MR STEFANIAK (continuing):
additional training levy revenue providing more funds for training in the ACT. This is the only impact on business.
Mr Speaker, construction and development companies would also welcome more appropriately qualified personnel, such as engineers, quantity surveyors and architects, being available to determine the value of non-building work. The definition has been broadened in such as way as to make clear that if, for example, cables are laid by a telecommunications company on land owned by the ACT government, the levy will attach to the telecommunications company as owner of the work, not to the ACT government.
As members can see, the amendments are quite simple and straightforward. They make a significant improvement to the act. The technical amendments bring the act into line with current drafting practice.
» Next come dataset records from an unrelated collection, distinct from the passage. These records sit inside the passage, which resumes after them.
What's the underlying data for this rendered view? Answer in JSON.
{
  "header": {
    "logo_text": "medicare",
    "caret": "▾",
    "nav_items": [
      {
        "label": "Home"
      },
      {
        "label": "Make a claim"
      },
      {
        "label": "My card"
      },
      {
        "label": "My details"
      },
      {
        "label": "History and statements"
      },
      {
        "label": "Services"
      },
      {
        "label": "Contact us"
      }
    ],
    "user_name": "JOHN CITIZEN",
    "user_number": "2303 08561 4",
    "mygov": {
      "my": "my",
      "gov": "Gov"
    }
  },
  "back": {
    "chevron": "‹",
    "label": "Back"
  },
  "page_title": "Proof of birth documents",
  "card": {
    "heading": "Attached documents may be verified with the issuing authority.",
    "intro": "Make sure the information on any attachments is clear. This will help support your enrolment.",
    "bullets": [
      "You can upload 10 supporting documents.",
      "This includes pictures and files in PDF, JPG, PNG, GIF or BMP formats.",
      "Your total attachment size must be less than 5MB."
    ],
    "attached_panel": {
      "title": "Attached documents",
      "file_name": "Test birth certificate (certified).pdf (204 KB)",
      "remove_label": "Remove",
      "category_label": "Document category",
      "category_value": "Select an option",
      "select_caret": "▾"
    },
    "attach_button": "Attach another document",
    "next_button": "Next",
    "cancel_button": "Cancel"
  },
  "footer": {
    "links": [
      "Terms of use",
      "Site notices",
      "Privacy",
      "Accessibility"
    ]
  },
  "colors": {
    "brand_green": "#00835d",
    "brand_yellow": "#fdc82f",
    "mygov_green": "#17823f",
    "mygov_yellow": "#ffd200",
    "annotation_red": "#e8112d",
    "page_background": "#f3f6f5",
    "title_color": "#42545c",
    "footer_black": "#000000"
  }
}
Mr Speaker, I commend the bill to the Assembly.
Debate (on motion by Mr Berry ) adjourned to the next sitting.
Food Bill 2001
Mr Moore , pursuant to notice, presented the bill and its explanatory memorandum.
Title read by Clerk.
MR MOORE (Minister for Health, Housing and Community Services) (11.04): I move:
That this bill be agreed to in principle.
The ACT Department of Health, Housing and Community Care is notified of around 650 cases of food-borne illnesses each year. International studies suggest that these reported cases may represent only 1 per cent of the total number of actual cases which occur in the ACT. Taking account of the underestimation, there could be as many as 180 cases per day or 65,000 cases per year of food-borne illness in the ACT. Nationally, this suggests that each day around 11,500 Australians get sick with food poisoning.
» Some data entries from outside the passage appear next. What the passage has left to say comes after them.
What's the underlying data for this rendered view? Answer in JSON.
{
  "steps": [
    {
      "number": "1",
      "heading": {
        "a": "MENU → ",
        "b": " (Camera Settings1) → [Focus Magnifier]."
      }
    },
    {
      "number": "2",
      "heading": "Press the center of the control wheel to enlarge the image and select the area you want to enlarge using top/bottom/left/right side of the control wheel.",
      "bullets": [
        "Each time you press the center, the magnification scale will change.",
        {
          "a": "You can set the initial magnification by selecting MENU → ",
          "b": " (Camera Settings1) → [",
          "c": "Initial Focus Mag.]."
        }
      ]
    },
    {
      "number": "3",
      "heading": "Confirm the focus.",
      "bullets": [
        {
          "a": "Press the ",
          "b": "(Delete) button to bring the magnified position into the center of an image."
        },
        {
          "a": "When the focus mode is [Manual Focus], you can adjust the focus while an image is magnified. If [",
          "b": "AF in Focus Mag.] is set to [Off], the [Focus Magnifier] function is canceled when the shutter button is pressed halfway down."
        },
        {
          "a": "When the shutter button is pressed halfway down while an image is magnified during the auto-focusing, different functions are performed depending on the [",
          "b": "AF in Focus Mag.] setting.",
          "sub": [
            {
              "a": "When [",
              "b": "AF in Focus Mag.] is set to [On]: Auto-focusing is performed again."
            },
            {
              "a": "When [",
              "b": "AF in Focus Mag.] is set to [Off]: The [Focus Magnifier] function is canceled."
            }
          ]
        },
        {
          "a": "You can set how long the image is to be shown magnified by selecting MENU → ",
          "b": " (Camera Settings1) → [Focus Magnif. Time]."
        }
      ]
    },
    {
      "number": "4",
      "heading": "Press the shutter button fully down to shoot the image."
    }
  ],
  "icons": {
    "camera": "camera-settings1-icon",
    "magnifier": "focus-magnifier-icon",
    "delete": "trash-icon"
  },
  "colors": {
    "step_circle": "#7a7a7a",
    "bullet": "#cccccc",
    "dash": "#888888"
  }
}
This problem is costing our community, including the food industry, far too much in human and economic terms. Data suggests that the nation's annual bill for food-borne illness is about $2.6 billion per annum, or $5 million a week. For the ACT, this equates to around $29 million per year or $560,000 a week. As we all know, food poisoning is not an illness to be taken lightly. It can kill. The people who are most vulnerable are the elderly, children and those with suppressed immunity to infections.
To attempt to combat the ever increasing rate of food-borne illness and to standardise the composition and labelling of food, in 1991 the Australian states and territories agreed to adopt, through an intergovernmental agreement, a national system for food regulation. This agreement included details on the creation of the national food authority, a ministerial council, an advisory committee and the uniform adoption of the Australian food standards code. The food standards code prescribes compositional, chemical, microbiological and labelling standards for food manufactured and sold in Australia. Essentially, it regulates what can be put in food and how it must be labelled.